In his resignation letter, Mattis wrote that the president “had the right to have a Secretary of Defense whose views are better aligned with yours on these and other subjects.”
Mattis included the letter in his new book, “Call Sign Chaos,” which he discussed during his interview with the NewsHour. The memoir focuses not on his time in the Trump administration, but rather on his leadership philosophy, honed by a vaunted, four-decade career in the U.S. Marines.
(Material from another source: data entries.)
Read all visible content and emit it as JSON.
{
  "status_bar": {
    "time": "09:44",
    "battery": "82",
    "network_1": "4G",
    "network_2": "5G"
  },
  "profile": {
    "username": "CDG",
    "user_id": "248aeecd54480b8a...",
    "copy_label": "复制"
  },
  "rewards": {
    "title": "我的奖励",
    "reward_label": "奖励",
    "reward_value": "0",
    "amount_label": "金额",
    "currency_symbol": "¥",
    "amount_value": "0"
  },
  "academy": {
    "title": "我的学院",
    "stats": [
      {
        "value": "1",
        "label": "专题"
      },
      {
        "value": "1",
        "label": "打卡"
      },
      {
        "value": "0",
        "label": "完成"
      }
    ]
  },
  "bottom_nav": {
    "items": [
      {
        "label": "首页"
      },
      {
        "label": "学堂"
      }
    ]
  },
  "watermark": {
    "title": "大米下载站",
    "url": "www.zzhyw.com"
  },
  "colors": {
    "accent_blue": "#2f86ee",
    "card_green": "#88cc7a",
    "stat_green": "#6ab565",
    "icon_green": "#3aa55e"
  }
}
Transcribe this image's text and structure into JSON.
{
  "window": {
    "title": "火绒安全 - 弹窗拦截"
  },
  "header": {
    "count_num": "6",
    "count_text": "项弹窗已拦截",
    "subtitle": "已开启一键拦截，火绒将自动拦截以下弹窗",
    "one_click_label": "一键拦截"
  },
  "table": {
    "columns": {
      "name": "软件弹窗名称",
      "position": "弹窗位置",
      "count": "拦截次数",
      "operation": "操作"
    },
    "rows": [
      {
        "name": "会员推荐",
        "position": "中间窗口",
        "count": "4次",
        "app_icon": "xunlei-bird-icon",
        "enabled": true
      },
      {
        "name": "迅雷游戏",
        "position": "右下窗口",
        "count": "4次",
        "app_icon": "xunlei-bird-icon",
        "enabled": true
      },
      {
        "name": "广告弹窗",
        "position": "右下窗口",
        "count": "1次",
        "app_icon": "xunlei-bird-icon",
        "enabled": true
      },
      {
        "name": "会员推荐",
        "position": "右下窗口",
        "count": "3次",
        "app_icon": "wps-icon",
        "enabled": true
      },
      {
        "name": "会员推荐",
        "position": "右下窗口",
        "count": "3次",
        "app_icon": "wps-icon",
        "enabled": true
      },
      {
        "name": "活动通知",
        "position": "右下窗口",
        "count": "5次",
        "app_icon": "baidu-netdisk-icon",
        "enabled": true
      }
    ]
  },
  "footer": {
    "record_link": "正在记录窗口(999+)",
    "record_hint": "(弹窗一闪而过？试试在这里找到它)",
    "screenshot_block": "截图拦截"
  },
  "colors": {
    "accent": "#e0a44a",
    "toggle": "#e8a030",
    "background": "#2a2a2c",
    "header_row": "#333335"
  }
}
Mattis noted in the interview that he wrote most of the book before joining the administration.
When asked about Trump’s policy toward North Korea, Russia, Saudi Arabia, Syria and other key nations, Mattis didn’t stray far from his theme of “duty of reserve,” an expression meaning that those who are no longer in the arena of making and executing policy keep silent on such matters.
Mattis said he would trust Trump with the codes that authorize a nuclear weapons attack — one of a president’s gravest responsibilities — based on the fact that he had not “heard” anything to give him pause.
“I have not heard anything that would indicate that, that in private or in guarded conversations, that there was … some irresponsibility there,” he said, speaking of Trump.
Mattis made clear that he does not believe he has a responsibility to share his firsthand experiences with Trump ahead of the 2020 election, when Americans will decide whether to retain him in the White House.
“I just don’t think it’s helpful to have a former member of the Defense Department talking about things that I have great confidence the American people can sort out on their own,” he said.